Lateral arm flap in oral cavity reconstruction A. Dean, F. Alamillos, J. J. Ruiz, A. Redondo, J. Torres, G. Barrios, J. A. Garcia
Revista Española de Cirugía Oral y Maxilofacial 2008: 30: 246–254 The purpose of this prospective study was to evaluate the advantages and disadvantages of the lateral arm free flap in reconstruction of the oral cavity in 10 patients. In all cases, primary reconstruction with this type of flap was carried out following resection of oral squamous cell carcinomas. Primary tumours were located on the lateral border of tongue (five cases), floor of mouth (three cases), cheek mucosa (one case) and base of the tongue–pharyngeal wall (one case). Five patients were males and five were females. Their mean age was 53.6 years. The recipient vessels for the arterial anastomosis were facial artery in nine cases and superior thyroid artery in one case. Venous anastomosis was performed with the thyro-lingual-facial trunk in seven cases and to the external jugular vein in three cases. Flap viability, morbidity of the donor site, length of the pedicle, complications and functional results were evaluated.

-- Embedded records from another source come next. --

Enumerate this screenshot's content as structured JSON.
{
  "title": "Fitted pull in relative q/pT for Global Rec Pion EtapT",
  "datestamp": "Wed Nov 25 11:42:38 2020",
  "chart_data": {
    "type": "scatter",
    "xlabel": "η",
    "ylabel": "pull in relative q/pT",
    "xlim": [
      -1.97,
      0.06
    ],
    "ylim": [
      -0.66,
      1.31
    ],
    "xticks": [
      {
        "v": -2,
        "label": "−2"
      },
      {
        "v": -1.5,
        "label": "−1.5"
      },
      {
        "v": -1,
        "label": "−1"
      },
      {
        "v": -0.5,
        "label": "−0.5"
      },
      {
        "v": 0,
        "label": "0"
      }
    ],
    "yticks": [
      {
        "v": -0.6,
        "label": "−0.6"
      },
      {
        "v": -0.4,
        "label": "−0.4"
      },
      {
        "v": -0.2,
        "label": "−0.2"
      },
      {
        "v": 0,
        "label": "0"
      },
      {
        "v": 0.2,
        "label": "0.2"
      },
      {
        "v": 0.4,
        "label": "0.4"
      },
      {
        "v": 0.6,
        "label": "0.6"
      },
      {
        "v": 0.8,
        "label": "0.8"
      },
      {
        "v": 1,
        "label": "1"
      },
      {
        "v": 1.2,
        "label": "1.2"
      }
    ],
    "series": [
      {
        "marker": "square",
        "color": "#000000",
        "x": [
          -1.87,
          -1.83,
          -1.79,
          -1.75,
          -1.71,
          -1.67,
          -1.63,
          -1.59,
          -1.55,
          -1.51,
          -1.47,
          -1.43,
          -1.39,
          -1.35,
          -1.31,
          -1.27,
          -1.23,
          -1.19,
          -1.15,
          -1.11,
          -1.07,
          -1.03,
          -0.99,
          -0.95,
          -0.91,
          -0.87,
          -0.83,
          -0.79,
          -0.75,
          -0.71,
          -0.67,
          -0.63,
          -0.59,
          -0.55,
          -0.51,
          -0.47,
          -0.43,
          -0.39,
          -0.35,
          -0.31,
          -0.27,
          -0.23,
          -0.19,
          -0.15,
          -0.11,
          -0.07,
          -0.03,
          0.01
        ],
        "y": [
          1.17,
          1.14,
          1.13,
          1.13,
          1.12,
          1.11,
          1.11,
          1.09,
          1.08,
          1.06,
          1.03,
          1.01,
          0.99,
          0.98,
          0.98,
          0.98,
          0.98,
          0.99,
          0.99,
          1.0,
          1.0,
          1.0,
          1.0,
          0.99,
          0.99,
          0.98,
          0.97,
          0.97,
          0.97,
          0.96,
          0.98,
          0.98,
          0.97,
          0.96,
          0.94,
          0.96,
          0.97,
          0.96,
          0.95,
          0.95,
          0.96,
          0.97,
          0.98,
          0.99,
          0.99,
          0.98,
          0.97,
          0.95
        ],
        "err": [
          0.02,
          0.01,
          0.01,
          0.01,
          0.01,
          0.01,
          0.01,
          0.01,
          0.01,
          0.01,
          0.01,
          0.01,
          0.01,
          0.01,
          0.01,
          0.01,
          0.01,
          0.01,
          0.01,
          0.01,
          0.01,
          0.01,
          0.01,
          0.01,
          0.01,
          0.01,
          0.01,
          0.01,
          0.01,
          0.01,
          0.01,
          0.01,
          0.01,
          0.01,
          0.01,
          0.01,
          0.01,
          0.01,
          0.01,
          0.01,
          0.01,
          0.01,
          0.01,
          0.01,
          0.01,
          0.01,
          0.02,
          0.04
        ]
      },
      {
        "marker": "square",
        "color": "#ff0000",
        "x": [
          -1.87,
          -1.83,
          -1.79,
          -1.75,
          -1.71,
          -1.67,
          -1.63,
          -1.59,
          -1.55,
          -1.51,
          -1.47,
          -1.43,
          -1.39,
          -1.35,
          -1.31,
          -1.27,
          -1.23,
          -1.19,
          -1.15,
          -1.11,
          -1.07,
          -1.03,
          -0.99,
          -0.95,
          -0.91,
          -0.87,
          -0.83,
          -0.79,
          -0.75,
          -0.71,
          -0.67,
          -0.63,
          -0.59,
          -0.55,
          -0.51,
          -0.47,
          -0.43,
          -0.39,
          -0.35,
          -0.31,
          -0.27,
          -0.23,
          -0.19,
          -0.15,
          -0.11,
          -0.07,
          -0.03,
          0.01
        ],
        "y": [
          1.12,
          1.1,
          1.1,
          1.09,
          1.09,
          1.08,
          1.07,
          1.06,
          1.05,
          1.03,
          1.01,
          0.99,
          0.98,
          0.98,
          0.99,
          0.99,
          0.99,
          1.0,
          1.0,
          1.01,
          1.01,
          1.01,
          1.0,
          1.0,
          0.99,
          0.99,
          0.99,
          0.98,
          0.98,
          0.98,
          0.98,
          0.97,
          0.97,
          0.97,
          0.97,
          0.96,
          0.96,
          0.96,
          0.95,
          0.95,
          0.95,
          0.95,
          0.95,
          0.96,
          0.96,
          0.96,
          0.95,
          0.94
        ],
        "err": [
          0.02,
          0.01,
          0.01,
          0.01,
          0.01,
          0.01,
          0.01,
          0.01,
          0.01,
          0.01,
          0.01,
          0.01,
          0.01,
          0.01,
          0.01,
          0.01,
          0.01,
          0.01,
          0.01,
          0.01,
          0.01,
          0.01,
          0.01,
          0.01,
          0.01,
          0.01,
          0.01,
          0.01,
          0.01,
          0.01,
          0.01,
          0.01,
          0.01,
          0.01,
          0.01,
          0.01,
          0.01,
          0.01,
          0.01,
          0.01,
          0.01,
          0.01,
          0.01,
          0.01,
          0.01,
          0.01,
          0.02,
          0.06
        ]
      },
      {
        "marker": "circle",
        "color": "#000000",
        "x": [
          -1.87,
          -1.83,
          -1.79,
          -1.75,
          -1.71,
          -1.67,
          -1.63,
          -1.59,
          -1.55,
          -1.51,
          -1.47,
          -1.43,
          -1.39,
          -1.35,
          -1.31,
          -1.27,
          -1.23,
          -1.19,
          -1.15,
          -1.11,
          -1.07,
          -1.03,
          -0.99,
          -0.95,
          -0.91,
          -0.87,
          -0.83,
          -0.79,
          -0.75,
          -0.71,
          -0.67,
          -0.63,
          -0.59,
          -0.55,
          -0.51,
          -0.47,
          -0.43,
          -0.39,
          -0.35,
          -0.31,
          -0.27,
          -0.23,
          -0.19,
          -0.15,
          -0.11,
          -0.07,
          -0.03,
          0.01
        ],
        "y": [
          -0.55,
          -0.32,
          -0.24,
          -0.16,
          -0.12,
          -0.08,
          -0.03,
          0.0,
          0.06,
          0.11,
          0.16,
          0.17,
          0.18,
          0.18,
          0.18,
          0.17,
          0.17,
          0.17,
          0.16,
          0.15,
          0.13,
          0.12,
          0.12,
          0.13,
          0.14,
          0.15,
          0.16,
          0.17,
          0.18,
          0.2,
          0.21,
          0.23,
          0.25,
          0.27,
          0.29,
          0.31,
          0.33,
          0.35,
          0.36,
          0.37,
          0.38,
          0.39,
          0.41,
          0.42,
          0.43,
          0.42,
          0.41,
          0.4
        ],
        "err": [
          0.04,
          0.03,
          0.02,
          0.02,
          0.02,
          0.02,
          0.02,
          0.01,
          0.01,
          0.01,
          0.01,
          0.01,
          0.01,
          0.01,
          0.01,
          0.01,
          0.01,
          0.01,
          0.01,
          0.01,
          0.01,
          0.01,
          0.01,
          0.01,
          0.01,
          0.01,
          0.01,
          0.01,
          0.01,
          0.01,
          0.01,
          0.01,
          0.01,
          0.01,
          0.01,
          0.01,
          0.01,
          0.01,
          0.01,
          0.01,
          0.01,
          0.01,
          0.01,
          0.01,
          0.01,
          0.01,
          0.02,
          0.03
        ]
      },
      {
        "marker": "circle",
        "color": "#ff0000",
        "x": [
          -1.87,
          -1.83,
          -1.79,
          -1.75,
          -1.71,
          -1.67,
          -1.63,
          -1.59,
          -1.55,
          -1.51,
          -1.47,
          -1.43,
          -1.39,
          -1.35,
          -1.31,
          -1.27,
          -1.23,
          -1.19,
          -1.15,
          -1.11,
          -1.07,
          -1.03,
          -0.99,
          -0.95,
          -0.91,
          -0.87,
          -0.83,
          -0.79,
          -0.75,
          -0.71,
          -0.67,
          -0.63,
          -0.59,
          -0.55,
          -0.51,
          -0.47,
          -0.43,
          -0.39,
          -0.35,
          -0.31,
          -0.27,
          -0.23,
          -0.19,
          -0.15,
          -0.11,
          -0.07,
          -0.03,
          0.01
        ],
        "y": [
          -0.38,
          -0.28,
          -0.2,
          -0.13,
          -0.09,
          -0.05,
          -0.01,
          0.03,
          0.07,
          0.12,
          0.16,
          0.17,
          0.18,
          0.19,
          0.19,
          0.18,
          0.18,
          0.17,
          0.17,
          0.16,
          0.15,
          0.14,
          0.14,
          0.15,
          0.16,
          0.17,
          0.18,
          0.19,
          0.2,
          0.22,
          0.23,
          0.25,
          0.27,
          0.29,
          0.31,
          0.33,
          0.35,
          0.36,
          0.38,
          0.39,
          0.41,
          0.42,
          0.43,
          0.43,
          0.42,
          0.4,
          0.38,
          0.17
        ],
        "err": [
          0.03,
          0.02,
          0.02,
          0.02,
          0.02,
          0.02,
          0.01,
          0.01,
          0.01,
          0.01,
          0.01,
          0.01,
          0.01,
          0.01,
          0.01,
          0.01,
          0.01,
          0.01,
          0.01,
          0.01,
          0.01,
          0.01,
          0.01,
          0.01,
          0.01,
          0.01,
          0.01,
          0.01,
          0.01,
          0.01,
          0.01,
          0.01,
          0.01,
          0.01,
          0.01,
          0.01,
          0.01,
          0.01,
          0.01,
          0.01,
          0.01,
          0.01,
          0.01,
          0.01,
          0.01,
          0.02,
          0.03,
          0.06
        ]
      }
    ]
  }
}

The results of this study showed good reconstructive outcomes without any flap-related complications in nine cases, although one flap was lost at the 7th postoperative day. No severe complications related to the donor site were recorded in six cases. Only four cases showed hypoaesthesia of the forearm as a minor complication. The length of pedicle ranged from 7 to 11 cm (mean length 8.7 cm). The size of the skin island flap ranged from 5.5 × 8 to 6 × 9.5 cm. Closure of the arm defects was direct in most cases (eight cases); while in two patients required skin grafting.The authors concluded that the lateral arm flap was a useful flap for intraoral reconstruction and it showed good adaptability and provided an adequate soft tissue volume achieving good functional results concerning tongue mobility.